A New Precision Medicine Initiative in Parkinson’s Disease… and Perhaps Other Neurologic Conditions

Brain neuronsCancer was once considered a single disease, but today we are well aware of the many different forms this medical scourge can take, and the many molecular events that can lead to and drive unwanted cell growth. Now, a new partnership between the Michael J. Fox Foundation and 23andMe aims to explore whether Parkinson’s disease is actually a spectrum of different conditions, each driven by its own genetics and perhaps responsive to different treatments.
There are plenty of reasons to support the value of exploring the idea that “Parkinson’s disease” is actually a collection of multiple central nervous system disorders with overlapping sets of symptoms. Some patients only experience movement-related problems, while others suffer cognitive issues. Some go downhill quickly in their health, while others experience only a modest decline. Some patients are affected while still in their 20s, while the disease strikes others when they are in their 70s. And some are affected with tremors, while others develop an abnormal gait. The new research partnership aims to gather sufficient genetic data to segment the disease into different genotypes. This, in turn, could lead to the development of drugs against each of the identified genotypes.
The Michael J. Fox Foundation has already established a substantial data-gathering effort, with over 7,000 adults diagnosed with Parkinson’s disease and their families regularly sharing information about their health and how the disease affects their lives. De-identified data from this ongoing effort, the Fox Insight Study, has been shared with the research community and has helped to better understand the needs of patients, redefine therapeutic priorities, and optimize clinical trial designs.

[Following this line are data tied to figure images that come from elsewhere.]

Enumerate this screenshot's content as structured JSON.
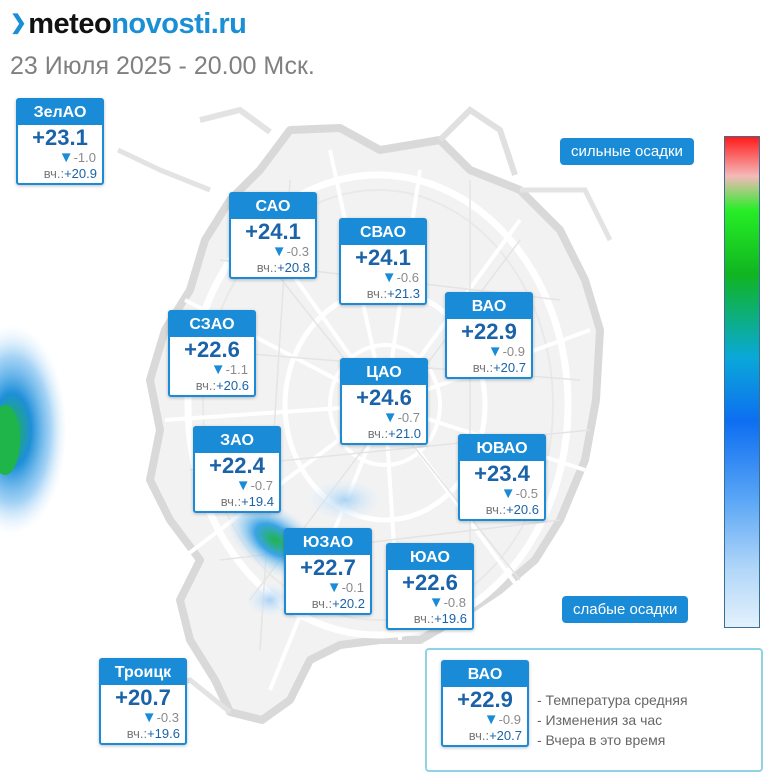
{
  "logo": {
    "part1": "meteo",
    "part2": "novosti.ru"
  },
  "datetime": "23 Июля 2025 - 20.00 Мск.",
  "yesterday_prefix": "вч.:",
  "regions": [
    {
      "name": "ЗелАО",
      "temp": "+23.1",
      "delta": "-1.0",
      "yesterday": "+20.9"
    },
    {
      "name": "САО",
      "temp": "+24.1",
      "delta": "-0.3",
      "yesterday": "+20.8"
    },
    {
      "name": "СВАО",
      "temp": "+24.1",
      "delta": "-0.6",
      "yesterday": "+21.3"
    },
    {
      "name": "ВАО",
      "temp": "+22.9",
      "delta": "-0.9",
      "yesterday": "+20.7"
    },
    {
      "name": "СЗАО",
      "temp": "+22.6",
      "delta": "-1.1",
      "yesterday": "+20.6"
    },
    {
      "name": "ЦАО",
      "temp": "+24.6",
      "delta": "-0.7",
      "yesterday": "+21.0"
    },
    {
      "name": "ЗАО",
      "temp": "+22.4",
      "delta": "-0.7",
      "yesterday": "+19.4"
    },
    {
      "name": "ЮВАО",
      "temp": "+23.4",
      "delta": "-0.5",
      "yesterday": "+20.6"
    },
    {
      "name": "ЮЗАО",
      "temp": "+22.7",
      "delta": "-0.1",
      "yesterday": "+20.2"
    },
    {
      "name": "ЮАО",
      "temp": "+22.6",
      "delta": "-0.8",
      "yesterday": "+19.6"
    },
    {
      "name": "Троицк",
      "temp": "+20.7",
      "delta": "-0.3",
      "yesterday": "+19.6"
    }
  ],
  "precip_scale": {
    "top_label": "сильные осадки",
    "bottom_label": "слабые осадки"
  },
  "legend": {
    "example": {
      "name": "ВАО",
      "temp": "+22.9",
      "delta": "-0.9",
      "yesterday": "+20.7"
    },
    "lines": [
      "- Температура средняя",
      "- Изменения за час",
      "- Вчера в это время"
    ]
  },
  "colors": {
    "accent": "#1a8bd6",
    "temp_text": "#1b63a8"
  }
}
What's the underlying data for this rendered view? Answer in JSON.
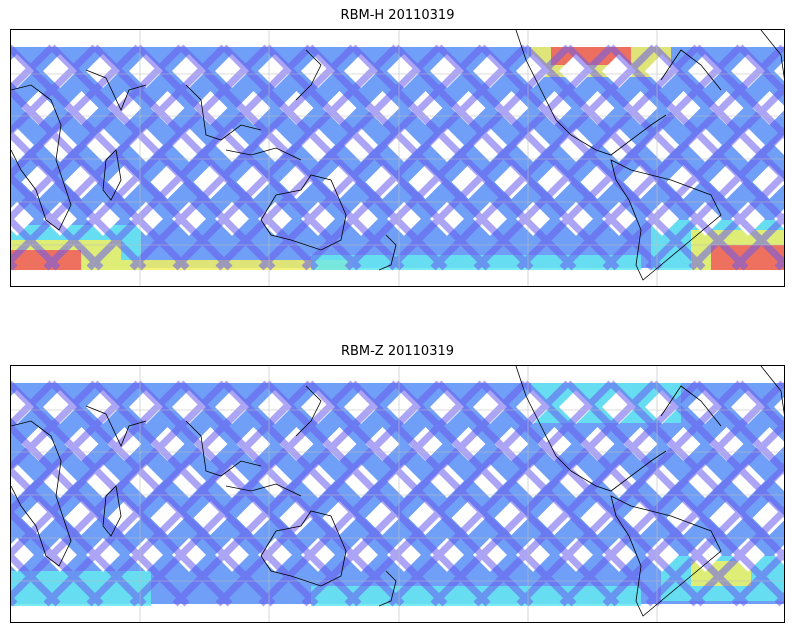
{
  "figure": {
    "panels": [
      {
        "title": "RBM-H 20110319",
        "colormap": "jet"
      },
      {
        "title": "RBM-Z 20110319",
        "colormap": "jet"
      }
    ]
  },
  "colors": {
    "low": "#6a5cf0",
    "mid_low": "#5f95f5",
    "mid": "#66e8f0",
    "mid_high": "#f2f060",
    "high": "#f05a5a",
    "coastline": "#000000",
    "grid": "#bdbdbd"
  }
}
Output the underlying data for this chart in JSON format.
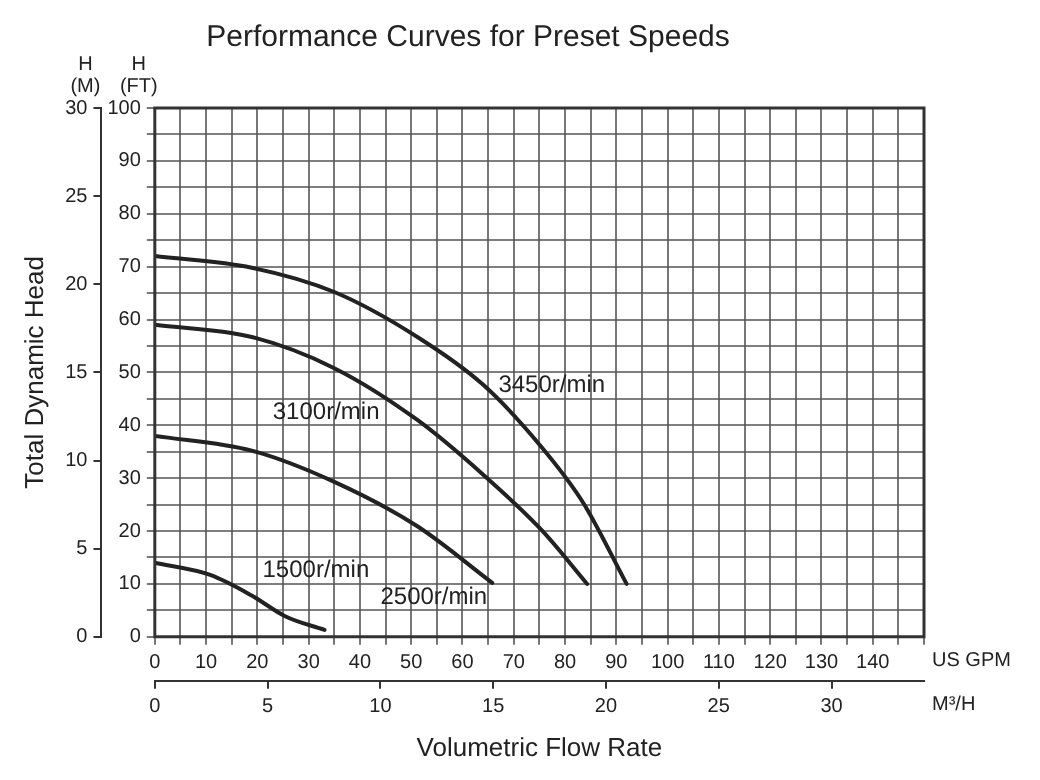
{
  "chart_data": {
    "type": "line",
    "title": "Performance Curves for Preset Speeds",
    "xlabel": "Volumetric Flow Rate",
    "ylabel": "Total Dynamic Head",
    "annotations": [
      "H (M)",
      "H (FT)",
      "US GPM",
      "M³/H"
    ],
    "xlim": [
      0,
      150
    ],
    "xticks": [
      0,
      {
        "value": 5,
        "label": null
      },
      10,
      {
        "value": 15,
        "label": null
      },
      20,
      {
        "value": 25,
        "label": null
      },
      30,
      {
        "value": 35,
        "label": null
      },
      40,
      {
        "value": 45,
        "label": null
      },
      50,
      {
        "value": 55,
        "label": null
      },
      60,
      {
        "value": 65,
        "label": null
      },
      70,
      {
        "value": 75,
        "label": null
      },
      80,
      {
        "value": 85,
        "label": null
      },
      90,
      {
        "value": 95,
        "label": null
      },
      100,
      {
        "value": 105,
        "label": null
      },
      110,
      {
        "value": 115,
        "label": null
      },
      120,
      {
        "value": 125,
        "label": null
      },
      130,
      {
        "value": 135,
        "label": null
      },
      140,
      {
        "value": 145,
        "label": null
      },
      {
        "value": 150,
        "label": null
      }
    ],
    "x2lim": [
      0,
      34.1
    ],
    "x2ticks": [
      0,
      5,
      10,
      15,
      20,
      25,
      30
    ],
    "ylim": [
      0,
      30
    ],
    "yticks": [
      0,
      5,
      10,
      15,
      20,
      25,
      30
    ],
    "y2lim": [
      0,
      100
    ],
    "y2ticks": [
      0,
      {
        "value": 5,
        "label": null
      },
      10,
      {
        "value": 15,
        "label": null
      },
      20,
      {
        "value": 25,
        "label": null
      },
      30,
      {
        "value": 35,
        "label": null
      },
      40,
      {
        "value": 45,
        "label": null
      },
      50,
      {
        "value": 55,
        "label": null
      },
      60,
      {
        "value": 65,
        "label": null
      },
      70,
      {
        "value": 75,
        "label": null
      },
      80,
      {
        "value": 85,
        "label": null
      },
      90,
      {
        "value": 95,
        "label": null
      },
      100
    ],
    "grid": true,
    "legend": false,
    "marker": "none",
    "line_style": "solid",
    "series": [
      {
        "name": "3450r/min",
        "color": "#222222",
        "axis": "y2",
        "x": [
          0,
          18.9,
          35,
          51.2,
          64.1,
          75.4,
          83.5,
          92
        ],
        "values": [
          72,
          69.8,
          65.2,
          56.7,
          47.6,
          35.9,
          25.4,
          10
        ]
      },
      {
        "name": "3100r/min",
        "color": "#222222",
        "axis": "y2",
        "x": [
          0,
          18.9,
          35,
          51.2,
          64.1,
          75.4,
          84.3
        ],
        "values": [
          59,
          56.7,
          50.8,
          41,
          30.6,
          20.2,
          10
        ]
      },
      {
        "name": "2500r/min",
        "color": "#222222",
        "axis": "y2",
        "x": [
          0,
          18.9,
          35,
          51.2,
          65.8
        ],
        "values": [
          38,
          35.2,
          29.3,
          20.9,
          10.2
        ]
      },
      {
        "name": "1500r/min",
        "color": "#222222",
        "axis": "y2",
        "x": [
          0,
          10.8,
          18.9,
          25.4,
          33.1
        ],
        "values": [
          14,
          11.7,
          7.8,
          3.9,
          1.3
        ]
      }
    ]
  }
}
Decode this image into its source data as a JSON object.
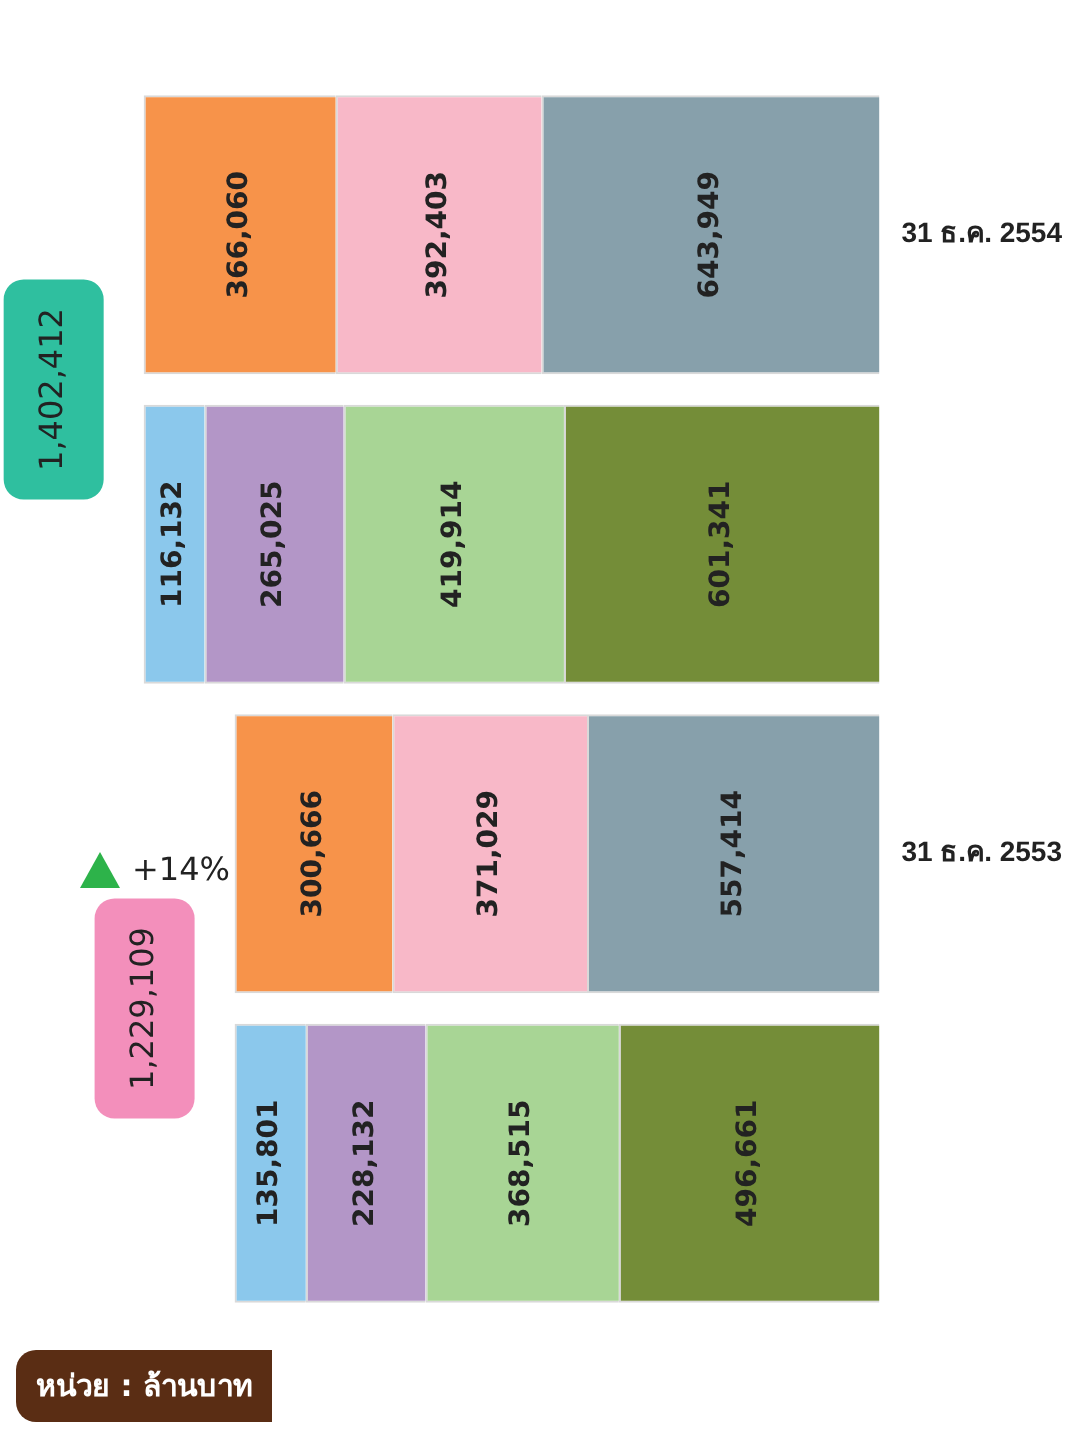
{
  "chart_data": {
    "type": "bar",
    "orientation": "horizontal",
    "stacked": true,
    "legend": false,
    "categories": [
      "31 ธ.ค. 2554",
      null,
      "31 ธ.ค. 2553",
      null
    ],
    "series": [
      {
        "color": "#748d38",
        "values": [
          null,
          601341,
          null,
          496661
        ],
        "value_labels": [
          null,
          "601,341",
          null,
          "496,661"
        ]
      },
      {
        "color": "#a8d595",
        "values": [
          null,
          419914,
          null,
          368515
        ],
        "value_labels": [
          null,
          "419,914",
          null,
          "368,515"
        ]
      },
      {
        "color": "#b396c7",
        "values": [
          null,
          265025,
          null,
          228132
        ],
        "value_labels": [
          null,
          "265,025",
          null,
          "228,132"
        ]
      },
      {
        "color": "#8bc8ec",
        "values": [
          null,
          116132,
          null,
          135801
        ],
        "value_labels": [
          null,
          "116,132",
          null,
          "135,801"
        ]
      },
      {
        "color": "#87a0ab",
        "values": [
          643949,
          null,
          557414,
          null
        ],
        "value_labels": [
          "643,949",
          null,
          "557,414",
          null
        ]
      },
      {
        "color": "#f8b8c8",
        "values": [
          392403,
          null,
          371029,
          null
        ],
        "value_labels": [
          "392,403",
          null,
          "371,029",
          null
        ]
      },
      {
        "color": "#f7934a",
        "values": [
          366060,
          null,
          300666,
          null
        ],
        "value_labels": [
          "366,060",
          null,
          "300,666",
          null
        ]
      }
    ],
    "totals": [
      "1,402,412",
      null,
      "1,229,109",
      null
    ],
    "annotations": [
      "หน่วย : ล้านบาท",
      "+14%"
    ]
  }
}
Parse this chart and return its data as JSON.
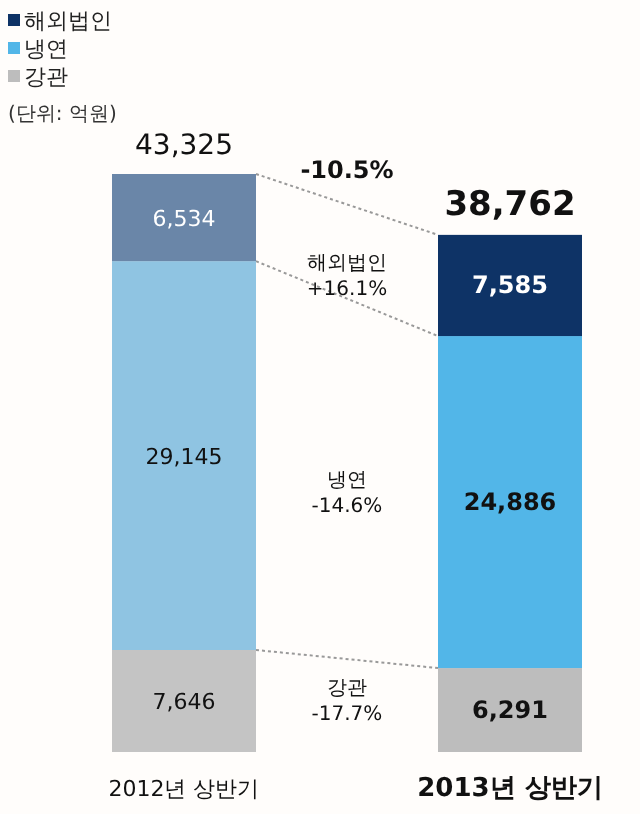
{
  "chart_data": {
    "type": "bar",
    "stacked": true,
    "legend": "top left",
    "categories": [
      "2012년 상반기",
      "2013년 상반기"
    ],
    "series": [
      {
        "name": "강관",
        "colors": [
          "#c4c4c4",
          "#bdbdbd"
        ],
        "values": [
          7646,
          6291
        ],
        "value_labels": [
          "7,646",
          "6,291"
        ]
      },
      {
        "name": "냉연",
        "colors": [
          "#8fc4e2",
          "#52b6e8"
        ],
        "values": [
          29145,
          24886
        ],
        "value_labels": [
          "29,145",
          "24,886"
        ]
      },
      {
        "name": "해외법인",
        "colors": [
          "#6a86a8",
          "#0e3366"
        ],
        "values": [
          6534,
          7585
        ],
        "value_labels": [
          "6,534",
          "7,585"
        ]
      }
    ],
    "totals": [
      "43,325",
      "38,762"
    ],
    "annotations": [
      "(단위: 억원)",
      "-10.5%",
      "해외법인 +16.1%",
      "냉연 -14.6%",
      "강관 -17.7%"
    ]
  }
}
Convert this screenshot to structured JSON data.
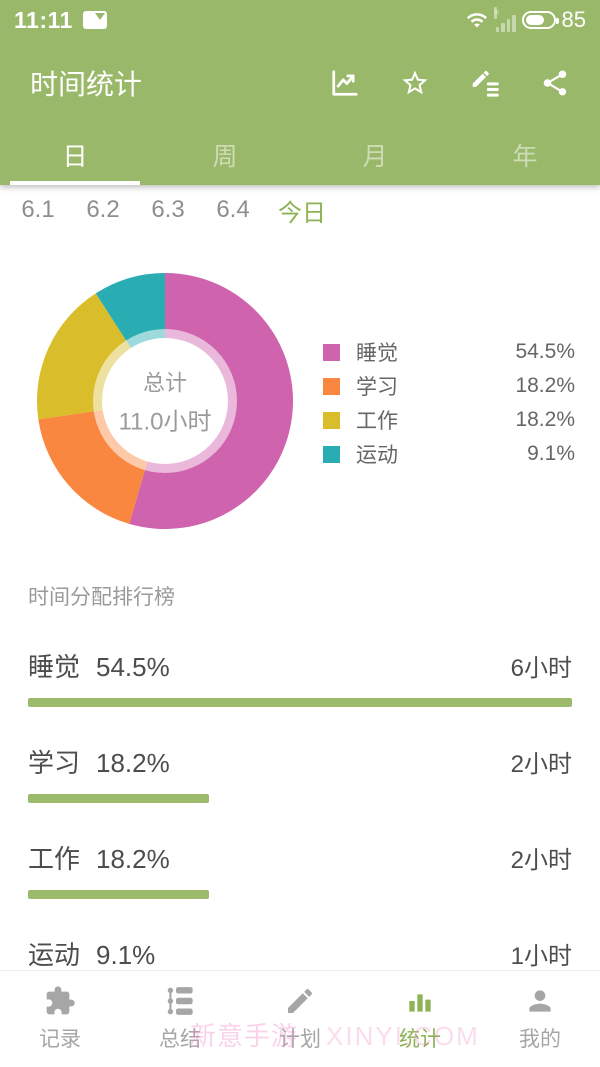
{
  "status_bar": {
    "time": "11:11",
    "battery_level": "85"
  },
  "app_bar": {
    "title": "时间统计"
  },
  "tabs": [
    {
      "label": "日",
      "active": true
    },
    {
      "label": "周",
      "active": false
    },
    {
      "label": "月",
      "active": false
    },
    {
      "label": "年",
      "active": false
    }
  ],
  "date_selector": {
    "dates": [
      "6.1",
      "6.2",
      "6.3",
      "6.4"
    ],
    "today_label": "今日"
  },
  "chart_data": {
    "type": "pie",
    "donut": true,
    "center_label": "总计",
    "center_value": "11.0小时",
    "total_hours": 11.0,
    "unit": "小时",
    "legend_position": "right",
    "series": [
      {
        "name": "睡觉",
        "percent": 54.5,
        "percent_label": "54.5%",
        "hours": 6,
        "hours_label": "6小时",
        "color": "#cf63ae"
      },
      {
        "name": "学习",
        "percent": 18.2,
        "percent_label": "18.2%",
        "hours": 2,
        "hours_label": "2小时",
        "color": "#fa8740"
      },
      {
        "name": "工作",
        "percent": 18.2,
        "percent_label": "18.2%",
        "hours": 2,
        "hours_label": "2小时",
        "color": "#d9bd2b"
      },
      {
        "name": "运动",
        "percent": 9.1,
        "percent_label": "9.1%",
        "hours": 1,
        "hours_label": "1小时",
        "color": "#29acb2"
      }
    ]
  },
  "ranking": {
    "title": "时间分配排行榜"
  },
  "bottom_nav": {
    "items": [
      {
        "label": "记录",
        "icon": "puzzle-icon",
        "active": false
      },
      {
        "label": "总结",
        "icon": "timeline-icon",
        "active": false
      },
      {
        "label": "计划",
        "icon": "pencil-icon",
        "active": false
      },
      {
        "label": "统计",
        "icon": "bar-chart-icon",
        "active": true
      },
      {
        "label": "我的",
        "icon": "person-icon",
        "active": false
      }
    ]
  },
  "watermark": {
    "text_cn": "新意手游",
    "text_en": "XINYI.COM"
  },
  "colors": {
    "header_green": "#9ab869",
    "accent_green": "#8cb355",
    "bar_green": "#9cba6c",
    "sleep_pink": "#cf63ae",
    "study_orange": "#fa8740",
    "work_yellow": "#d9bd2b",
    "sport_teal": "#29acb2"
  }
}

The partnership with 23andMe, called FIGS (Fox Genetic Sub-study), adds a genotypic component to this research. By sending out 23andMe spit kits to gather saliva samples that will be analyzed for possible genetic variants, FIGS will try to understand the ways in which Parkinson’s disease in one patient differs from the disease in others. The number of samples gathered is a critical factor, and 23andMe has already enlisted more than 12,000 patients with Parkinson’s disease since 2009 for its own research, which will be added to the effort. The partnership ultimately hopes to collect data on tens to hundreds of thousands of patients, which will be made available in de-identified form to independent scientists for study. Any discoveries made using the data, including new drugs, will be patentable by their discoverers, but Fox and 23andMe will receive a non-exclusive license.
There are some limitations to the effort as it has been announced. A critical factor for the success of this partnership will be the clinical accuracy with which participants are assessed, as this will be key to defining clinically distinct disease segments. Additionally, much more data – both in terms of sequencing and numbers of patients contributing to the effort – will likely be required for the most comprehensive view of variants associated with different types of Parkinson’s and the identification of useful biomarkers to help guide drug discovery, development, and clinical usage.
And what would be the consequence of identifying a genotype that only affects 1-2 percent of Parkinson’s patients? Would the pharma industry even pursue drug development against such a genotype, as it would move the disease to an orphan – if not ultra-orphan  – designation? Could the cost of drug development – or the cost of an ultimate therapeutic – be supported by either the industry or payers?
Additionally, will this new approach to Parkinson’s disease be extended to other CNS conditions, such as Alzheimer’s and epilepsy? Research is increasingly revealing that there are previously unrelated genes that show similar disease phenotypes. Perhaps as large databases of phenotypic and genotypic data related to neurological conditions are assembled, they will lead to a variety of new CNS disease hypotheses and drug development strategies for such illnesses.